Oklahoma AG tells SCOTUS that state court decision allowing Glossip's execution cannot stand
The Oklahoma court's decision refusing to throw out Richard Glossip's conviction in the face of "grave prosecutorial misconduct" has "no valid place in our system of justice."
On Tuesday, Oklahoma Attorney General Gentner Drummond, a conservative Republican, argued in a brief at the U.S. Supreme Court that the justices should reverse a state court decision — Oklahoma’s own top criminal court — that would have sent Richard Glossip to his death.
Glossip has maintained his innocence in the 1997 killing of Barry Van Treese, with long-running questions about his trial, conviction, and death sentence having led Republican lawmakers in the state to oppose his execution. The questions — and an independent review of the case — led Drummond to argue unsuccessfully before the Oklahoma Court of Criminal Appeals that Glossip’s conviction could not stand.
As with the state’s brief last year supporting Glossip’s request at the U.S. Supreme Court seeking a stay of execution, Tuesday’s merits brief is submitted with Paul Clement as counsel of record. Clement, too, is a conservative Republican — known for leaving BigLaw firms, twice, to defend unpopular conservative causes (the Defense of Marriage Act and gun rights) after having served as the solicitor general in the George W. Bush administration.
After granting Glossip a stay of execution in May 2023, the Supreme Court did not grant the case for review until late January — just late enough that it would not be heard this term.
On Tuesday, though, Oklahoma’s brief was due.
“BRIEF FOR RESPONDENT IN SUPPORT OF PETITIONER,” the cover exclaims, highlighting the rarity of this sort of filing, with Drummond and Clement’s names immediately below it.
I rarely pull out a big block quote for you all to read, but such a rare moment merits it. Here is the State of Oklahoma’s opening:
Both the State of Oklahoma and the current Attorney General have resisted earlier efforts by Richard Glossip to attack his first-degree murder conviction and capital sentence. Last year, however, the State uncovered evidence—long suppressed in violation of Brady v. Maryland, 373 U.S. 83 (1963)—revealing not only that the State’s one indispensable witness against Glossip lied on the stand, but that the prosecution knowingly elicited his false testimony and then failed to correct the record, in violation of Napue v. Illinois, 360 U.S. 264 (1959). In light of that troubling evidence of grave prosecutorial misconduct, the State initiated an extraordinary independent counsel investigation and, based on the evidence, made the difficult but necessary decision to confess error before the Oklahoma Court of Criminal Appeals and waive any procedural obstacles to adjudication of the Brady and Napue issues.

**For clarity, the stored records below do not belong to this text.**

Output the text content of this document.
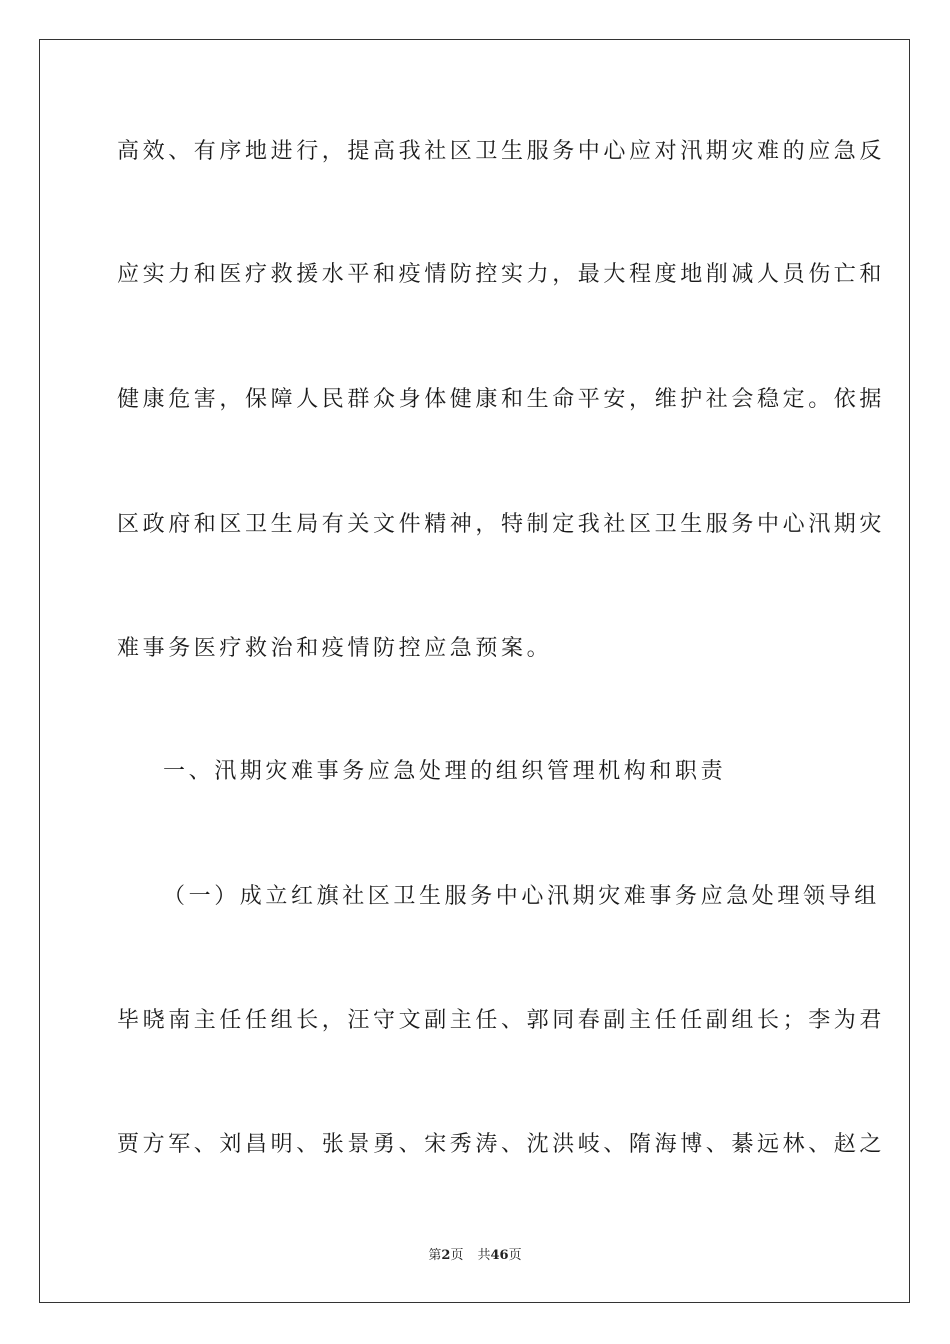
高效、有序地进行，提高我社区卫生服务中心应对汛期灾难的应急反
应实力和医疗救援水平和疫情防控实力，最大程度地削减人员伤亡和
健康危害，保障人民群众身体健康和生命平安，维护社会稳定。依据
区政府和区卫生局有关文件精神，特制定我社区卫生服务中心汛期灾
难事务医疗救治和疫情防控应急预案。
一、汛期灾难事务应急处理的组织管理机构和职责
（一）成立红旗社区卫生服务中心汛期灾难事务应急处理领导组
毕晓南主任任组长，汪守文副主任、郭同春副主任任副组长；李为君
贾方军、刘昌明、张景勇、宋秀涛、沈洪岐、隋海博、綦远林、赵之
第2页 共46页
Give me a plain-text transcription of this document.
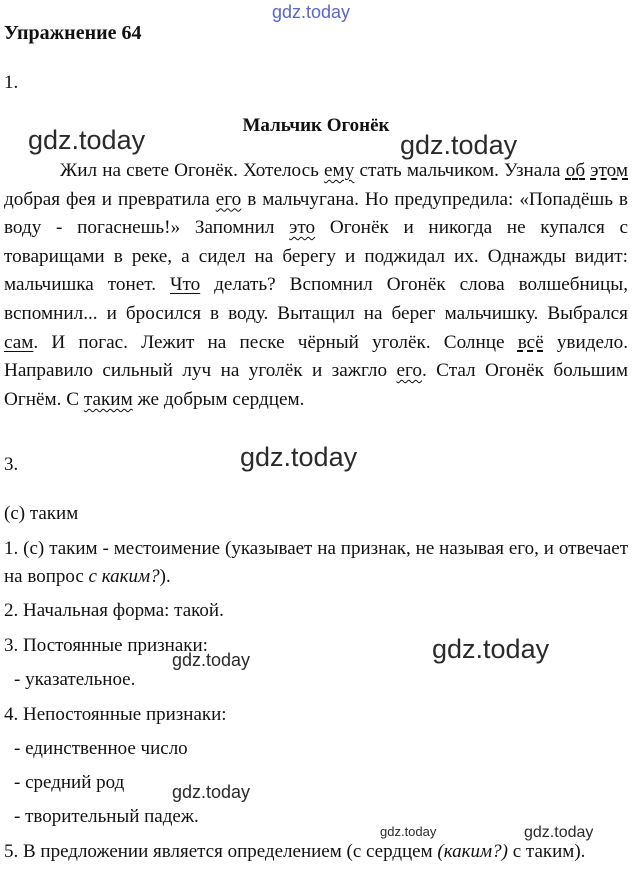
gdz.today
gdz.today	gdz.today
gdz.today
gdz.today
gdz.today
gdz.today
gdz.today	gdz.today
Упражнение 64
1.
Мальчик Огонёк

Жил на свете Огонёк. Хотелось ему стать мальчиком. Узнала об этом добрая фея и превратила его в мальчугана. Но предупредила: «Попадёшь в воду - погаснешь!» Запомнил это Огонёк и никогда не купался с товарищами в реке, а сидел на берегу и поджидал их. Однажды видит: мальчишка тонет. Что делать? Вспомнил Огонёк слова волшебницы, вспомнил... и бросился в воду. Вытащил на берег мальчишку. Выбрался сам. И погас. Лежит на песке чёрный уголёк. Солнце всё увидело. Направило сильный луч на уголёк и зажгло его. Стал Огонёк большим Огнём. С таким же добрым сердцем.

3.

(с) таким

1. (с) таким - местоимение (указывает на признак, не называя его, и отвечает на вопрос с каким?).

2. Начальная форма: такой.

3. Постоянные признаки:

- указательное.

4. Непостоянные признаки:

- единственное число

- средний род

- творительный падеж.

5. В предложении является определением (с сердцем (каким?) с таким).
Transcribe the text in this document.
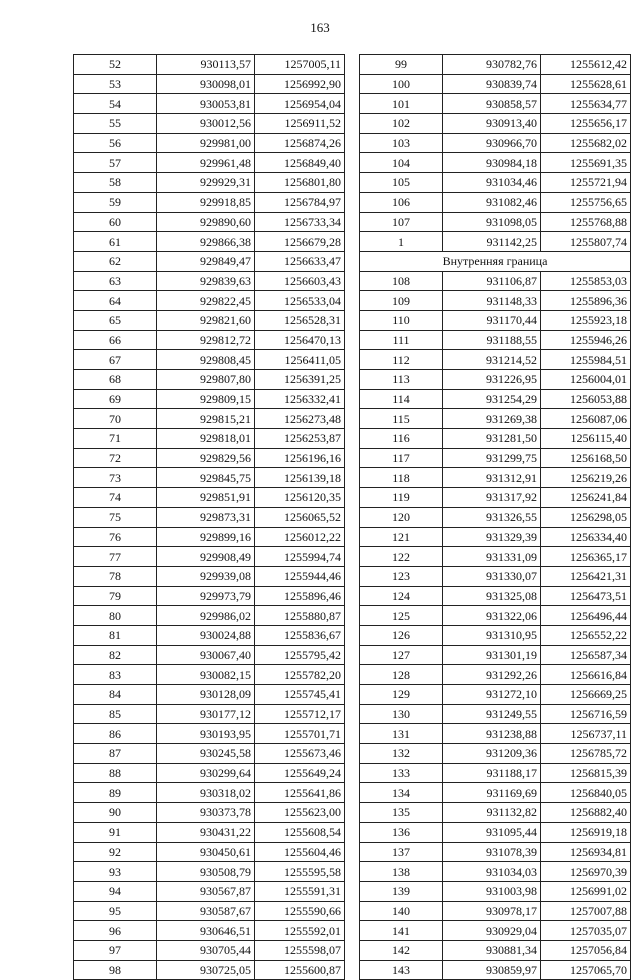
163
52	930113,57	1257005,11
53	930098,01	1256992,90
54	930053,81	1256954,04
55	930012,56	1256911,52
56	929981,00	1256874,26
57	929961,48	1256849,40
58	929929,31	1256801,80
59	929918,85	1256784,97
60	929890,60	1256733,34
61	929866,38	1256679,28
62	929849,47	1256633,47
63	929839,63	1256603,43
64	929822,45	1256533,04
65	929821,60	1256528,31
66	929812,72	1256470,13
67	929808,45	1256411,05
68	929807,80	1256391,25
69	929809,15	1256332,41
70	929815,21	1256273,48
71	929818,01	1256253,87
72	929829,56	1256196,16
73	929845,75	1256139,18
74	929851,91	1256120,35
75	929873,31	1256065,52
76	929899,16	1256012,22
77	929908,49	1255994,74
78	929939,08	1255944,46
79	929973,79	1255896,46
80	929986,02	1255880,87
81	930024,88	1255836,67
82	930067,40	1255795,42
83	930082,15	1255782,20
84	930128,09	1255745,41
85	930177,12	1255712,17
86	930193,95	1255701,71
87	930245,58	1255673,46
88	930299,64	1255649,24
89	930318,02	1255641,86
90	930373,78	1255623,00
91	930431,22	1255608,54
92	930450,61	1255604,46
93	930508,79	1255595,58
94	930567,87	1255591,31
95	930587,67	1255590,66
96	930646,51	1255592,01
97	930705,44	1255598,07
98	930725,05	1255600,87
99	930782,76	1255612,42
100	930839,74	1255628,61
101	930858,57	1255634,77
102	930913,40	1255656,17
103	930966,70	1255682,02
104	930984,18	1255691,35
105	931034,46	1255721,94
106	931082,46	1255756,65
107	931098,05	1255768,88
1	931142,25	1255807,74
Внутренняя граница		
108	931106,87	1255853,03
109	931148,33	1255896,36
110	931170,44	1255923,18
111	931188,55	1255946,26
112	931214,52	1255984,51
113	931226,95	1256004,01
114	931254,29	1256053,88
115	931269,38	1256087,06
116	931281,50	1256115,40
117	931299,75	1256168,50
118	931312,91	1256219,26
119	931317,92	1256241,84
120	931326,55	1256298,05
121	931329,39	1256334,40
122	931331,09	1256365,17
123	931330,07	1256421,31
124	931325,08	1256473,51
125	931322,06	1256496,44
126	931310,95	1256552,22
127	931301,19	1256587,34
128	931292,26	1256616,84
129	931272,10	1256669,25
130	931249,55	1256716,59
131	931238,88	1256737,11
132	931209,36	1256785,72
133	931188,17	1256815,39
134	931169,69	1256840,05
135	931132,82	1256882,40
136	931095,44	1256919,18
137	931078,39	1256934,81
138	931034,03	1256970,39
139	931003,98	1256991,02
140	930978,17	1257007,88
141	930929,04	1257035,07
142	930881,34	1257056,84
143	930859,97	1257065,70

Rather than accept the State’s confession, the OCCA rejected it in a remarkable and remarkably flawed decision. … The net result was a decision ordering the State to move forward with an execution that all parties agree was the product of serious constitutional violations and prosecutorial misconduct.

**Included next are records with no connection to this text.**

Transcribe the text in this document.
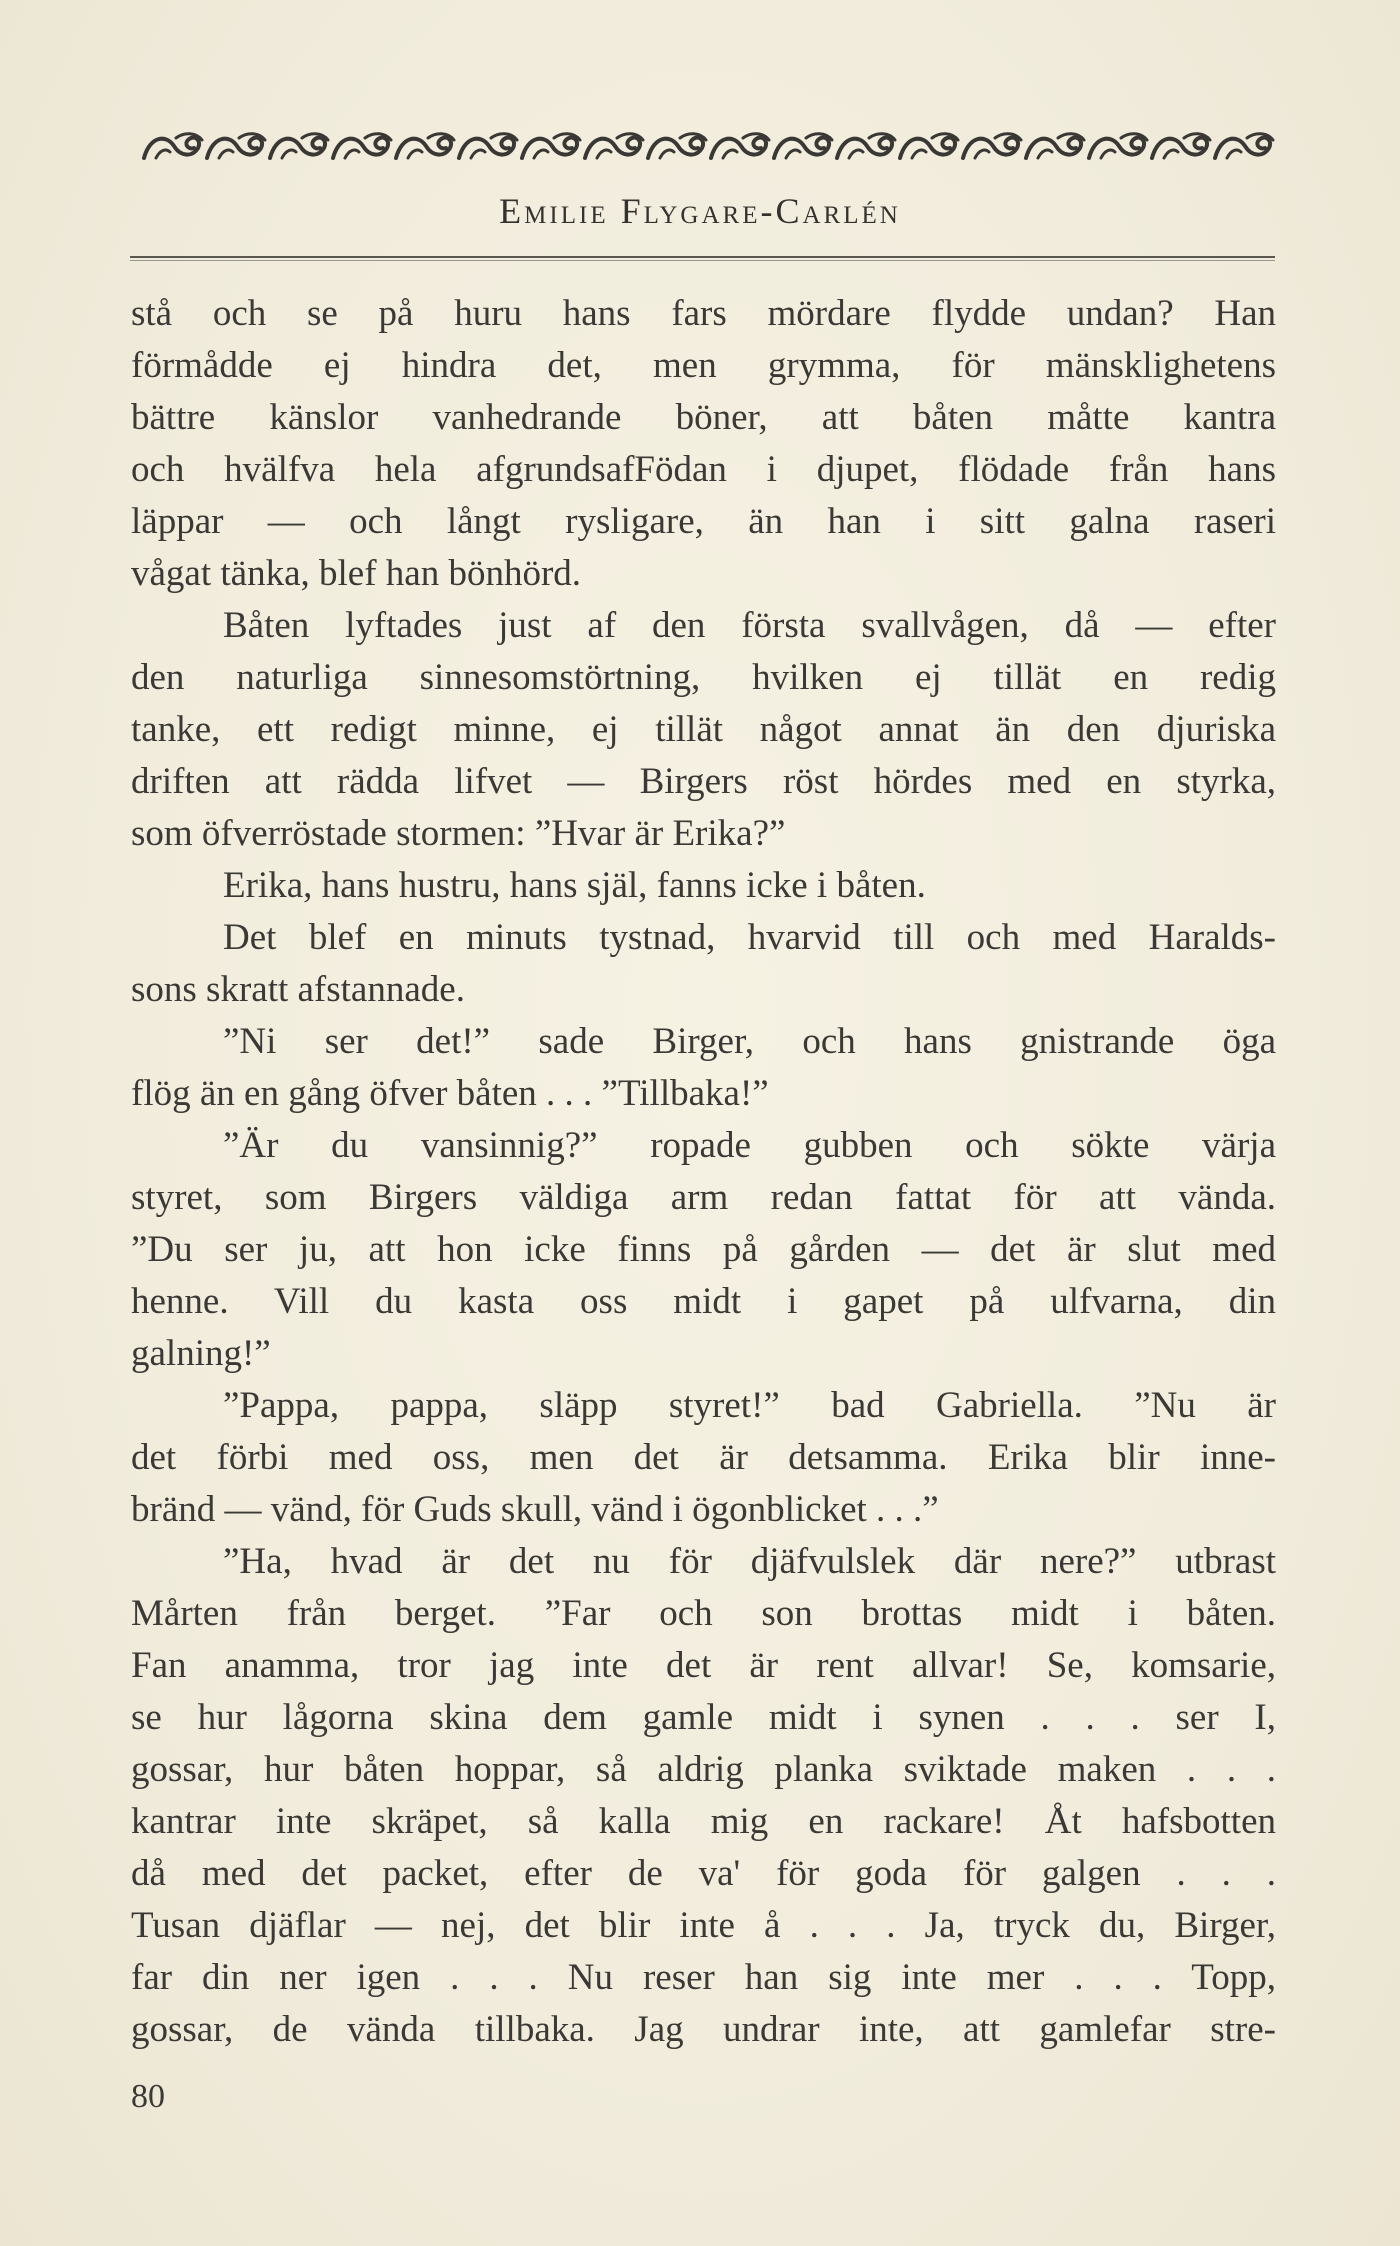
Emilie Flygare-Carlén
stå och se på huru hans fars mördare flydde undan? Han
förmådde ej hindra det, men grymma, för mänsklighetens
bättre känslor vanhedrande böner, att båten måtte kantra
och hvälfva hela afgrundsafFödan i djupet, flödade från hans
läppar — och långt rysligare, än han i sitt galna raseri
vågat tänka, blef han bönhörd.
Båten lyftades just af den första svallvågen, då — efter
den naturliga sinnesomstörtning, hvilken ej tillät en redig
tanke, ett redigt minne, ej tillät något annat än den djuriska
driften att rädda lifvet — Birgers röst hördes med en styrka,
som öfverröstade stormen: ”Hvar är Erika?”
Erika, hans hustru, hans själ, fanns icke i båten.
Det blef en minuts tystnad, hvarvid till och med Haralds-
sons skratt afstannade.
”Ni ser det!” sade Birger, och hans gnistrande öga
flög än en gång öfver båten . . . ”Tillbaka!”
”Är du vansinnig?” ropade gubben och sökte värja
styret, som Birgers väldiga arm redan fattat för att vända.
”Du ser ju, att hon icke finns på gården — det är slut med
henne. Vill du kasta oss midt i gapet på ulfvarna, din
galning!”
”Pappa, pappa, släpp styret!” bad Gabriella. ”Nu är
det förbi med oss, men det är detsamma. Erika blir inne-
bränd — vänd, för Guds skull, vänd i ögonblicket . . .”
”Ha, hvad är det nu för djäfvulslek där nere?” utbrast
Mårten från berget. ”Far och son brottas midt i båten.
Fan anamma, tror jag inte det är rent allvar! Se, komsarie,
se hur lågorna skina dem gamle midt i synen . . . ser I,
gossar, hur båten hoppar, så aldrig planka sviktade maken . . .
kantrar inte skräpet, så kalla mig en rackare! Åt hafsbotten
då med det packet, efter de va' för goda för galgen . . .
Tusan djäflar — nej, det blir inte å . . . Ja, tryck du, Birger,
far din ner igen . . . Nu reser han sig inte mer . . . Topp,
gossar, de vända tillbaka. Jag undrar inte, att gamlefar stre-
80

That decision cannot stand. …
The Attorney General does not claim to have the final word on whether there were Brady and Napue violations here. But by refusing to accept the Attorney General’s decision to waive any procedural obstacles, the OCCA reinforced the troubling message that it will cling to its past decisions even in the rare situation in which a State’s chief law officer concludes that a fresh review is needed. That message has no valid place in our system of justice, least of all in a capital case. This Court should reverse and send a very different signal.
Glossip’s brief is also due to be filed Tuesday, but it was not available on the docket at the time of publication.
The Supreme Court, as it regularly does in situations where no party is defending the judgment below, asked Christopher Michel, a partner at Quinn Emanuel, “to brief and argue this case, as amicus curiae, in support of the judgment below.” His brief is not due until July 8 — which will be a lifetime from now, in Supreme Court years.
I’ll have more on the arguments raised in the case once all of the briefs are filed.
Although the case won’t be heard until the fall, I wanted to highlight this brief now because it is important to see Drummond and Clement fighting at the Supreme Court for the rule of law — particularly two days before Donald Trump’s lawyers will be before the justices asking for the Supreme Court to hold the former president immune from the rule of law.
The filing also came, of course, as Trump is spending his time this week in his criminal trial in Manhattan, where jurors heard damaging testimony Tuesday about the efforts to bury negative stories about Trump from the public during his 2016 presidential campaign. Additionally, the judge in that case questioned Trump’s lawyers Tuesday about the prosecutor’s request to hold Trump in contempt for violating the court’s gag order — yet more disrespect for the rule of law.
I had to read this twice to make sure I understood..... I kept thinking I was misinterpreting something but nope I was not. Rarity, a Conservative Republican AG does not want the death penalty for an inmate. And admits that there was wrong doing, cover-ups, lies. But OCCA ignores it. WTH
It’s a pleasant surprise to see an AG arguing against the death penalty, because justice. Maybe the Supreme court no longer agrees, but I think justice is always relevant, even more so in death cases. Alas, they don’t care what I think.